5. Parimenti infondata deve ritenersi la seconda censura difensiva, avendo la Corte d'appello correttamente applicato la disposizione di cui all'art. 63, comma 4, c.p.p., uniformandosi al quadro dei principii stabiliti da questa Suprema Corte (Sez. Un., n. 20798 dei 24/02/2011, dep. 24/05/2011, Rv. 249664), secondo cui la recidiva è circostanza aggravante ad effetto speciale quando comporta un aumento di pena superiore ad un terzo e pertanto soggiace, in caso di concorso con circostanze aggravanti dello stesso tipo, alla regola dell'applicazione della pena prevista per la circostanza più grave, pur quando l'aumento che ad essa segua sia obbligatorio, per avere il soggetto, già recidivo per un qualunque reato, commesso uno dei delitti indicati all'art. 407, comma secondo, lett. a), cod. proc. pen..

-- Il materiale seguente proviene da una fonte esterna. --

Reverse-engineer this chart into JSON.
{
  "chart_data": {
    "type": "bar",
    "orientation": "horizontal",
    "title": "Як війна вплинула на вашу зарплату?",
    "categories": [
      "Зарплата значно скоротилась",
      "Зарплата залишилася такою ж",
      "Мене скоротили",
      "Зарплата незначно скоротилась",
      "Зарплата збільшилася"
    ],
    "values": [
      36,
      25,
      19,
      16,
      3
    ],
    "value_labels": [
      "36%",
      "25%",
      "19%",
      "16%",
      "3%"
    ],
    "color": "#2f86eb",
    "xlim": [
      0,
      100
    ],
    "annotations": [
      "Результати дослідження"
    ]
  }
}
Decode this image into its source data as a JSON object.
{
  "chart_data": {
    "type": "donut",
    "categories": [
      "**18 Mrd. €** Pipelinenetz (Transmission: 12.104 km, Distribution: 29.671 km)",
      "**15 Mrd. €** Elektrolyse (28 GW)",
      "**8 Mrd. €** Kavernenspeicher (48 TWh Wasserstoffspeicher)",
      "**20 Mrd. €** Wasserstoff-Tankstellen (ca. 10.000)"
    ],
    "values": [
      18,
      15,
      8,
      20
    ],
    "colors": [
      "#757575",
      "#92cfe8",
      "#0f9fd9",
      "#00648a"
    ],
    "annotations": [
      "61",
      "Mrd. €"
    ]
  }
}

Nel caso in esame, applicato l'aumento obbligatorio di due terzi previsto per la contestata recidiva specifica, reiterata ed infraquinquennale di cui ai commi quarto e quinto dell'art. 99 c.p., la pena è stata ulteriormente aumentata in conseguenza della riconosciuta circostanza aggravante ad effetto speciale prevista dall'art. 7 della I. n. 575/1965, la cui concreta determinazione è stata dalla Corte d'appello congruamente ed esaustivamente motivata sulla base del criterio di riferimento relativo alla particolare gravità del reato, commesso in danno di amministratori pubblici ed avvalendosi del contributo di soggetti minorenni, in tal modo esplicitando le ragioni giustificative dell'esercizio del proprio potere discrezionale, con uno specifico apprezzamento di merito conforme ai criteri di legge e come tale non sottoponibile ad alcuna censura in questa Sede (cfr. Sez. 6, n. 19541 del 24/11/2011, dep. 23/05/2012, Rv. 252848).
Inammissibile, infine, l'enunciata doglianza relativa al denegato riconoscimento delle attenuanti generiche, trattandosi di un profilo valutativo non oggetto del giudizio di rinvio, per essere stato già delibato da questa Suprema Corte con la su citata sentenza n. 40558 del 13 giugno 2013.
6. Al rigetto del ricorso, conclusivamente, consegue la condanna del ricorrente al pagamento delle spese processuali, ex art. 616 c.p.p.
P.Q.M.
Rigetta il ricorso e condanna il ricorrente al pagamento delle spese processuali.